4. Adjudication Method for the Test Set
For the quantitative component (MBF and CFR), the adjudication method was a comparison against a "previously calculated" value from an "independent algorithm" (predicate K113754). This is a direct algorithmic comparison, not a human adjudication method like 2+1 or 3+1.
For the visual interpretation component, no specific adjudication method is described within the context of a validation study for the 510(k) submission.
5. If a Multi-Reader Multi-Case (MRMC) Comparative Effectiveness Study was done, If so, what was the effect size of how much human readers improve with AI vs without AI assistance
No, an MRMC comparative effectiveness study involving human readers with and without AI assistance is not described in this 510(k) summary. The validation focused on the standalone performance of the algorithm and its correlation with a predicate algorithm.

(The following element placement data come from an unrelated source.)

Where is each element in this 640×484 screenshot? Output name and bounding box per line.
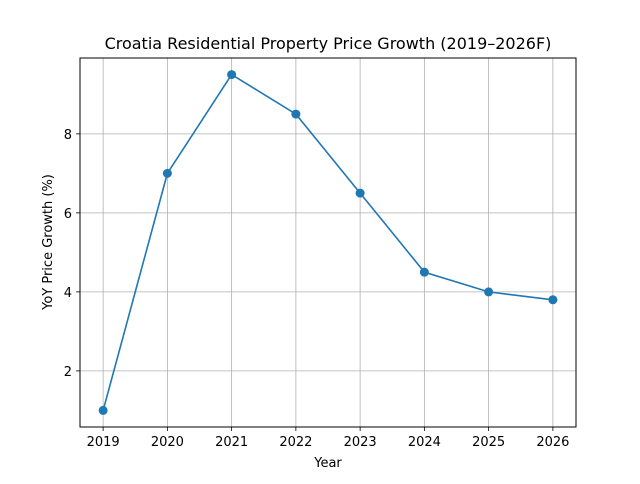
x-axis: 2019 2020 2021 2022 2023 2024 2025 2026	[87, 427, 569, 450]
x-tick-label: 2025	[472, 435, 505, 450]
series-line	[102, 73, 553, 411]
data-point	[98, 405, 108, 415]
y-tick-label: 2	[64, 365, 72, 380]
data-point	[419, 267, 429, 277]
x-tick-label: 2019	[87, 435, 120, 450]
y-tick-label: 8	[64, 128, 72, 143]
data-point	[291, 109, 301, 119]
x-tick-label: 2024	[408, 435, 441, 450]
data-point	[548, 295, 558, 305]
chart-title: Croatia Residential Property Price Growt…	[105, 34, 552, 53]
series-group	[98, 70, 558, 415]
x-tick-label: 2023	[344, 435, 377, 450]
y-axis: 2 4 6 8	[64, 128, 80, 380]
y-axis-label: YoY Price Growth (%)	[41, 174, 56, 311]
data-point	[227, 70, 237, 80]
grid	[80, 58, 576, 427]
y-tick-label: 4	[64, 286, 72, 301]
plot-frame	[79, 57, 577, 428]
data-point	[484, 287, 494, 297]
data-point	[355, 188, 365, 198]
x-tick-label: 2026	[536, 435, 569, 450]
y-tick-label: 6	[64, 207, 72, 222]
data-point	[162, 168, 172, 178]
x-tick-label: 2020	[151, 435, 184, 450]
x-tick-label: 2022	[279, 435, 312, 450]
x-axis-label: Year	[313, 456, 342, 471]
x-tick-label: 2021	[215, 435, 248, 450]
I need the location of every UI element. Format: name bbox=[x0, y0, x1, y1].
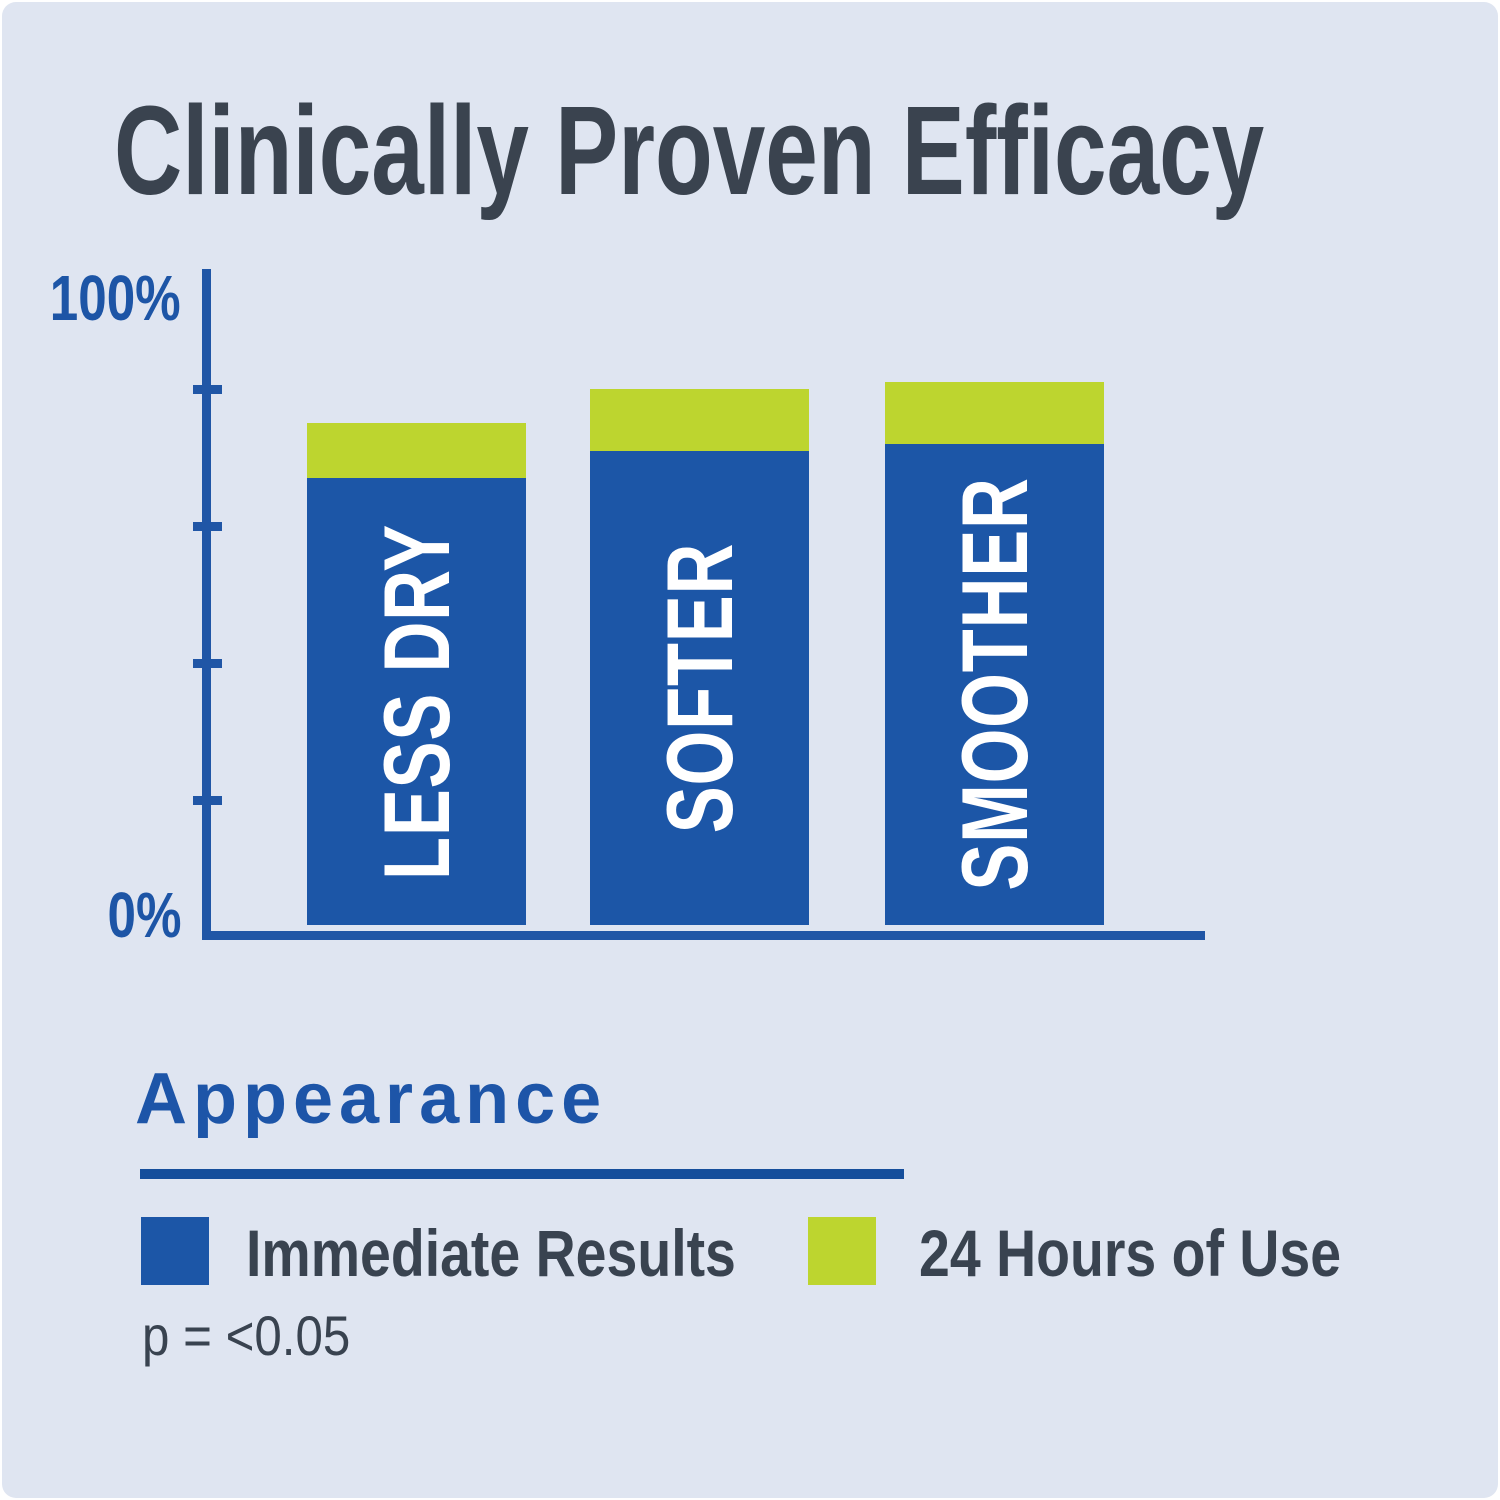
tick-mark bbox=[193, 658, 222, 668]
bar-segment-24h bbox=[307, 423, 526, 479]
y-axis-label-0: 0% bbox=[107, 879, 181, 951]
bar-label-softer: SOFTER bbox=[646, 542, 752, 834]
tick-mark bbox=[193, 384, 222, 394]
legend-swatch-immediate bbox=[141, 1217, 209, 1285]
bar-softer: SOFTER bbox=[590, 389, 809, 925]
legend-swatch-24h bbox=[808, 1217, 876, 1285]
legend-underline bbox=[140, 1169, 904, 1179]
x-axis bbox=[202, 931, 1205, 940]
bar-segment-immediate: LESS DRY bbox=[307, 478, 526, 925]
legend-label-24h: 24 Hours of Use bbox=[919, 1216, 1342, 1290]
bar-smoother: SMOOTHER bbox=[885, 382, 1104, 925]
legend-title: Appearance bbox=[135, 1059, 608, 1139]
bar-label-smoother: SMOOTHER bbox=[941, 477, 1047, 892]
page-title: Clinically Proven Efficacy bbox=[114, 80, 1265, 221]
y-axis bbox=[202, 269, 211, 940]
tick-mark bbox=[193, 795, 222, 805]
bar-segment-24h bbox=[590, 389, 809, 451]
p-value-note: p = <0.05 bbox=[142, 1304, 351, 1367]
bar-segment-24h bbox=[885, 382, 1104, 444]
bar-segment-immediate: SMOOTHER bbox=[885, 443, 1104, 925]
y-axis-label-100: 100% bbox=[50, 262, 181, 334]
legend-label-immediate: Immediate Results bbox=[246, 1216, 736, 1290]
bar-less-dry: LESS DRY bbox=[307, 423, 526, 925]
tick-mark bbox=[193, 521, 222, 531]
bar-label-less-dry: LESS DRY bbox=[363, 523, 469, 880]
bar-segment-immediate: SOFTER bbox=[590, 450, 809, 925]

6. If a Standalone (i.e., algorithm only without human-in-the-loop performance) was done
Yes, a standalone performance study was done for the quantitative components (MBF and CFR). The study directly compared the HeartSee algorithm's output for MBF and CFR to the output of an "independent algorithm" (the predicate device, cfrQuant). The correlations (r=0.99) demonstrate the standalone performance of the HeartSee algorithm.
7. The Type of Ground Truth Used
- For MBF and CFR Quantification: The ground truth was "previously calculated" values from an "independent algorithm" (the predicate device, cfrQuant). This can be classified as a form of algorithmic reference standard or established method comparison.
- For Visual Interpretation/Image Reorientation: The implied ground truth relies on standard clinical practice and expert interpretation, but a formal ground truth definition for a validation study is not detailed.
8. The Sample Size for the Training Set
The 510(k) summary does not provide information on the sample size used for the training set for the HeartSee device. This type of detail is often not included in 510(k) summaries.
9. How the Ground Truth for the Training Set Was Established
The 510(k) summary does not provide information on how the ground truth for the training set was established, as it does not describe the training process or dataset.